Ask HN: Is it possible for fusion reaction to store energy? - jlebrech
======
FiatLuxDave
Possible? Yes, but I'm not sure if my answer is what you are asking about.

When people normally speak about fusion energy, they are referring to fusing
small nuclei, such as hydrogen, deuterium or tritium. Any nuclei which fuse to
create something smaller than iron will release energy when fused. If you
create something the size of iron or larger, it requires energy to do this.
So, in a sense, stars that create elements heavier than iron (like supernovae)
are storing energy using fusion.

You could fuse two small nuclei to make a larger nucleus that decays later.
Fusing deuterium to make tritium (a beta emitter) would be an example. To make
it useful, you would probably want to generate an isotope which had a natural
decay rate which was appropriate for your storage system. It is generally
going to cost more energy to make these than you will get out, and if you can
already fuse small nuclei, then fusing those directly is a better energy
source.

I suppose in theory one could use energy to break apart small nuclei, then
fuse them later. This would qualify. I'm not sure what motivates your
question. The practical answer is that light nuclei are already widely
available, so if you can fuse them, then using them as a fuel is the most
efficient way to have an energy storage system.

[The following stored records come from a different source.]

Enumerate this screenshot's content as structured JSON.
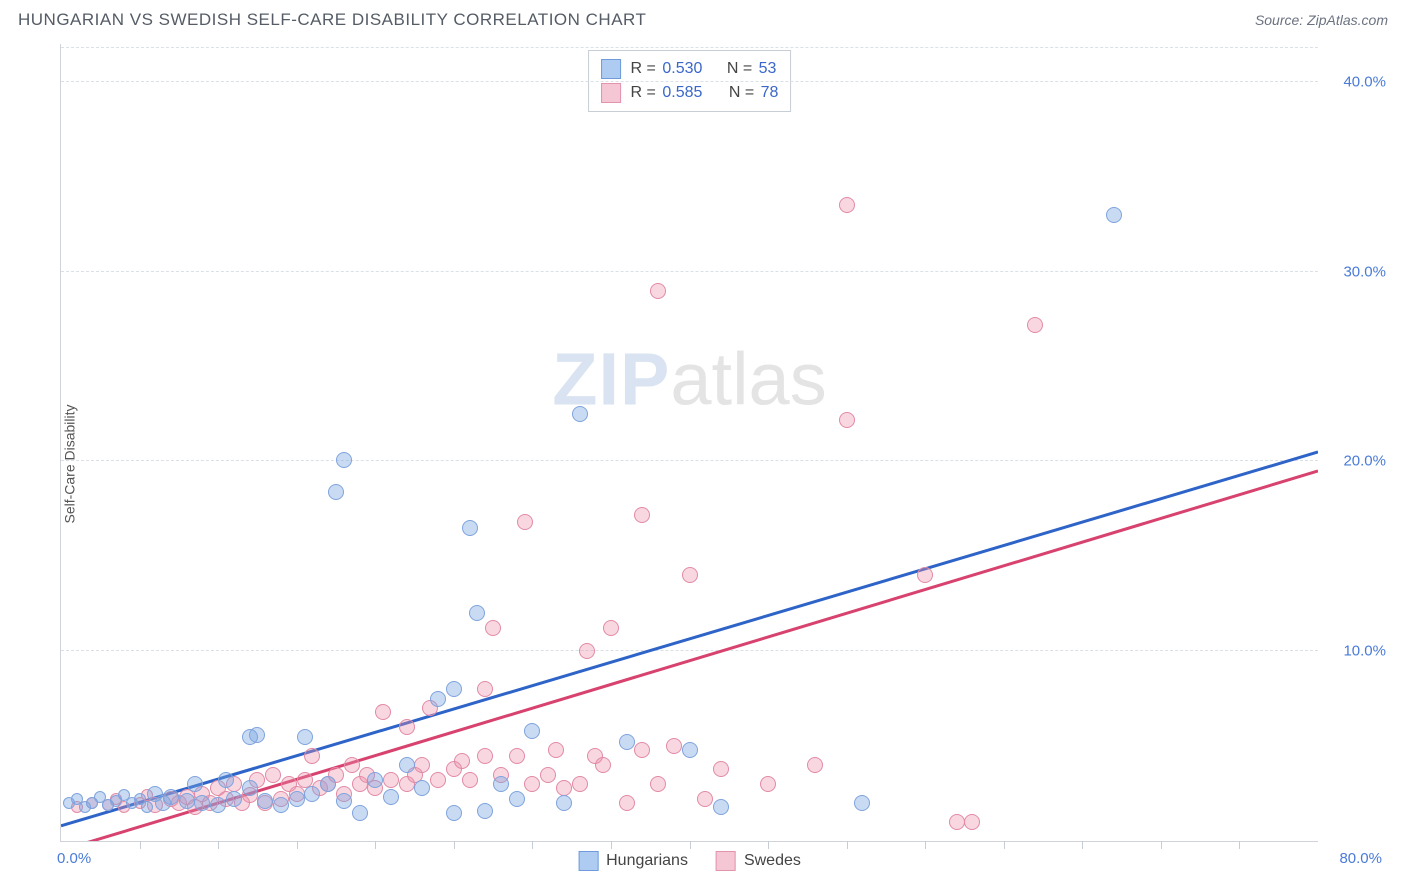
{
  "title": "HUNGARIAN VS SWEDISH SELF-CARE DISABILITY CORRELATION CHART",
  "source_label": "Source:",
  "source_name": "ZipAtlas.com",
  "y_axis_label": "Self-Care Disability",
  "watermark_left": "ZIP",
  "watermark_right": "atlas",
  "chart": {
    "type": "scatter",
    "xlim": [
      0,
      80
    ],
    "ylim": [
      0,
      42
    ],
    "y_grid": [
      10,
      20,
      30,
      40
    ],
    "y_ticks": [
      {
        "v": 10,
        "label": "10.0%"
      },
      {
        "v": 20,
        "label": "20.0%"
      },
      {
        "v": 30,
        "label": "30.0%"
      },
      {
        "v": 40,
        "label": "40.0%"
      }
    ],
    "x_ticks_minor": [
      5,
      10,
      15,
      20,
      25,
      30,
      35,
      40,
      45,
      50,
      55,
      60,
      65,
      70,
      75
    ],
    "x_labels": [
      {
        "v": 0,
        "label": "0.0%"
      },
      {
        "v": 80,
        "label": "80.0%"
      }
    ],
    "background_color": "#ffffff",
    "grid_color": "#dbe0e6",
    "marker_size": 16,
    "marker_size_small": 12,
    "series": [
      {
        "name": "Hungarians",
        "fill": "rgba(120,164,226,0.40)",
        "stroke": "#7fa3dd",
        "trend_color": "#2e64c7",
        "r_value": "0.530",
        "n_value": "53",
        "trend": {
          "x0": 0,
          "y0": 0.8,
          "x1": 80,
          "y1": 20.5
        },
        "points": [
          [
            0.5,
            2.0
          ],
          [
            1,
            2.2
          ],
          [
            1.5,
            1.8
          ],
          [
            2,
            2.0
          ],
          [
            2.5,
            2.3
          ],
          [
            3,
            1.9
          ],
          [
            3.5,
            2.1
          ],
          [
            4,
            2.4
          ],
          [
            4.5,
            2.0
          ],
          [
            5,
            2.2
          ],
          [
            5.5,
            1.8
          ],
          [
            6,
            2.5
          ],
          [
            6.5,
            2.0
          ],
          [
            7,
            2.3
          ],
          [
            8,
            2.1
          ],
          [
            8.5,
            3.0
          ],
          [
            9,
            2.0
          ],
          [
            10,
            1.9
          ],
          [
            10.5,
            3.2
          ],
          [
            11,
            2.2
          ],
          [
            12,
            2.8
          ],
          [
            12,
            5.5
          ],
          [
            12.5,
            5.6
          ],
          [
            13,
            2.1
          ],
          [
            14,
            1.9
          ],
          [
            15,
            2.2
          ],
          [
            15.5,
            5.5
          ],
          [
            16,
            2.5
          ],
          [
            17,
            3.0
          ],
          [
            17.5,
            18.4
          ],
          [
            18,
            2.1
          ],
          [
            18,
            20.1
          ],
          [
            19,
            1.5
          ],
          [
            20,
            3.2
          ],
          [
            21,
            2.3
          ],
          [
            22,
            4.0
          ],
          [
            23,
            2.8
          ],
          [
            24,
            7.5
          ],
          [
            25,
            1.5
          ],
          [
            25,
            8.0
          ],
          [
            26,
            16.5
          ],
          [
            26.5,
            12.0
          ],
          [
            27,
            1.6
          ],
          [
            28,
            3.0
          ],
          [
            29,
            2.2
          ],
          [
            30,
            5.8
          ],
          [
            32,
            2.0
          ],
          [
            33,
            22.5
          ],
          [
            36,
            5.2
          ],
          [
            40,
            4.8
          ],
          [
            42,
            1.8
          ],
          [
            51,
            2.0
          ],
          [
            67,
            33.0
          ]
        ]
      },
      {
        "name": "Swedes",
        "fill": "rgba(236,140,168,0.35)",
        "stroke": "#e28aa5",
        "trend_color": "#d7426f",
        "r_value": "0.585",
        "n_value": "78",
        "trend": {
          "x0": 0,
          "y0": -0.5,
          "x1": 80,
          "y1": 19.5
        },
        "points": [
          [
            1,
            1.8
          ],
          [
            2,
            2.0
          ],
          [
            3,
            1.9
          ],
          [
            3.5,
            2.2
          ],
          [
            4,
            1.8
          ],
          [
            5,
            2.0
          ],
          [
            5.5,
            2.4
          ],
          [
            6,
            1.9
          ],
          [
            7,
            2.2
          ],
          [
            7.5,
            2.0
          ],
          [
            8,
            2.3
          ],
          [
            8.5,
            1.8
          ],
          [
            9,
            2.5
          ],
          [
            9.5,
            2.0
          ],
          [
            10,
            2.8
          ],
          [
            10.5,
            2.2
          ],
          [
            11,
            3.0
          ],
          [
            11.5,
            2.0
          ],
          [
            12,
            2.4
          ],
          [
            12.5,
            3.2
          ],
          [
            13,
            2.0
          ],
          [
            13.5,
            3.5
          ],
          [
            14,
            2.2
          ],
          [
            14.5,
            3.0
          ],
          [
            15,
            2.5
          ],
          [
            15.5,
            3.2
          ],
          [
            16,
            4.5
          ],
          [
            16.5,
            2.8
          ],
          [
            17,
            3.0
          ],
          [
            17.5,
            3.5
          ],
          [
            18,
            2.5
          ],
          [
            18.5,
            4.0
          ],
          [
            19,
            3.0
          ],
          [
            19.5,
            3.5
          ],
          [
            20,
            2.8
          ],
          [
            20.5,
            6.8
          ],
          [
            21,
            3.2
          ],
          [
            22,
            3.0
          ],
          [
            22,
            6.0
          ],
          [
            22.5,
            3.5
          ],
          [
            23,
            4.0
          ],
          [
            23.5,
            7.0
          ],
          [
            24,
            3.2
          ],
          [
            25,
            3.8
          ],
          [
            25.5,
            4.2
          ],
          [
            26,
            3.2
          ],
          [
            27,
            4.5
          ],
          [
            27,
            8.0
          ],
          [
            27.5,
            11.2
          ],
          [
            28,
            3.5
          ],
          [
            29,
            4.5
          ],
          [
            29.5,
            16.8
          ],
          [
            30,
            3.0
          ],
          [
            31,
            3.5
          ],
          [
            31.5,
            4.8
          ],
          [
            32,
            2.8
          ],
          [
            33,
            3.0
          ],
          [
            33.5,
            10.0
          ],
          [
            34,
            4.5
          ],
          [
            34.5,
            4.0
          ],
          [
            35,
            11.2
          ],
          [
            36,
            2.0
          ],
          [
            37,
            4.8
          ],
          [
            37,
            17.2
          ],
          [
            38,
            3.0
          ],
          [
            38,
            29.0
          ],
          [
            39,
            5.0
          ],
          [
            40,
            14.0
          ],
          [
            41,
            2.2
          ],
          [
            42,
            3.8
          ],
          [
            45,
            3.0
          ],
          [
            48,
            4.0
          ],
          [
            50,
            22.2
          ],
          [
            50,
            33.5
          ],
          [
            55,
            14.0
          ],
          [
            57,
            1.0
          ],
          [
            58,
            1.0
          ],
          [
            62,
            27.2
          ]
        ]
      }
    ]
  },
  "colors": {
    "title_text": "#555c66",
    "axis_text": "#4a7bd8",
    "hungarian_swatch_fill": "#aecbf1",
    "hungarian_swatch_border": "#6f9bdc",
    "swedish_swatch_fill": "#f5c6d4",
    "swedish_swatch_border": "#e493ad"
  }
}
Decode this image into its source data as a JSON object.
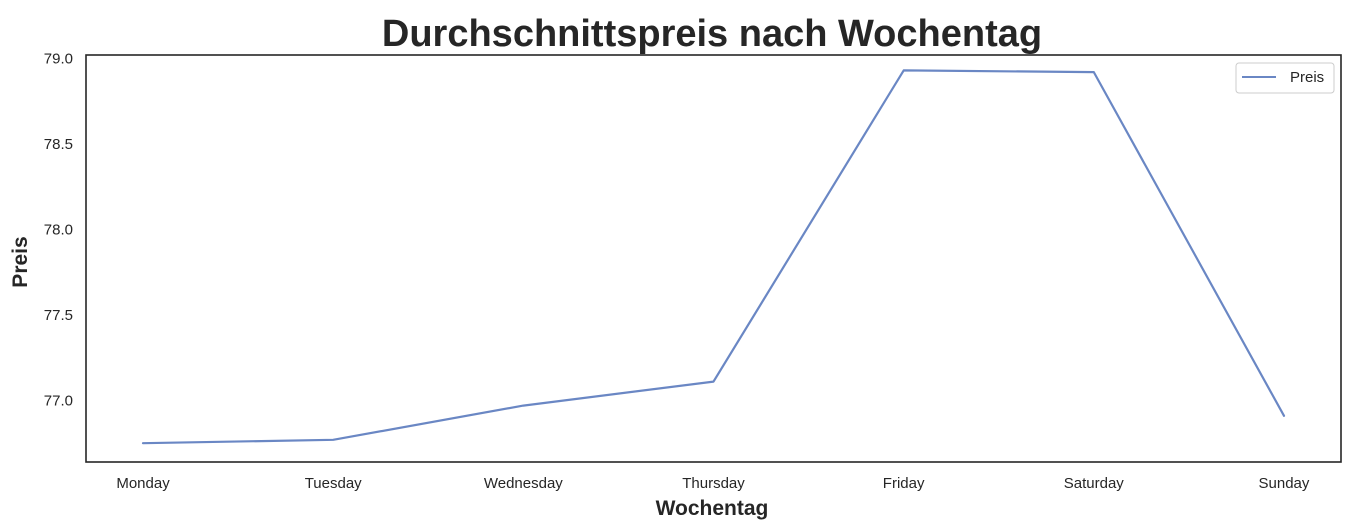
{
  "chart_data": {
    "type": "line",
    "title": "Durchschnittspreis nach Wochentag",
    "xlabel": "Wochentag",
    "ylabel": "Preis",
    "categories": [
      "Monday",
      "Tuesday",
      "Wednesday",
      "Thursday",
      "Friday",
      "Saturday",
      "Sunday"
    ],
    "series": [
      {
        "name": "Preis",
        "values": [
          76.75,
          76.77,
          76.97,
          77.11,
          78.93,
          78.92,
          76.91
        ],
        "color": "#6a87c4"
      }
    ],
    "ylim": [
      76.64,
      79.02
    ],
    "yticks": [
      "77.0",
      "77.5",
      "78.0",
      "78.5",
      "79.0"
    ],
    "grid": false,
    "legend_position": "top-right"
  }
}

There was a bit of research into ways to release energy from nuclear isomers
(Hf 178m2) a few years ago, but it appears to have not panned out. If this had
worked out, one could make a nuclear isomer with fusion and do this.

------
JerryFr
No, because:

In fusing plasma, the main carrier of energy out, is the neutron, and methods
to efficiently use this energy are still to be developed, wait for the fusion
plant prototype DEMO. It is not possible to store energetic neutrons.

Fusion ignition is the point at which a fusion reaction becomes self-
sustaining, i.e. the energy being given off by the fusion reactions heats the
fuel mass more rapidly than various loss mechanisms cool it. At this point,
the additional energy needed to heat the fuel to fusion temperatures is no
longer needed and can be turned off. Throttling off the deuterium or tritium
fuels will stop the reaction.

The produced helium nucleus carries an electric charge which will respond to
the magnetic fields of the tokamak and remain confined within the plasma.
However, some 80 % of the energy produced is carried away from the plasma by
the neutron which has no electrical charge and is therefore unaffected by
magnetic fields. The neutrons will be absorbed by the surrounding walls of the
tokamak, transferring their energy to the walls as heat.

In ITER, this heat will be absorbed into cooling water, through heat
exchangers being dispersed through cooling towers.

In the subsequent fusion plant prototype DEMO and in future industrial fusion
installations, the heat will be used to produce steam, driving turbines
turning alternators producing electrical output.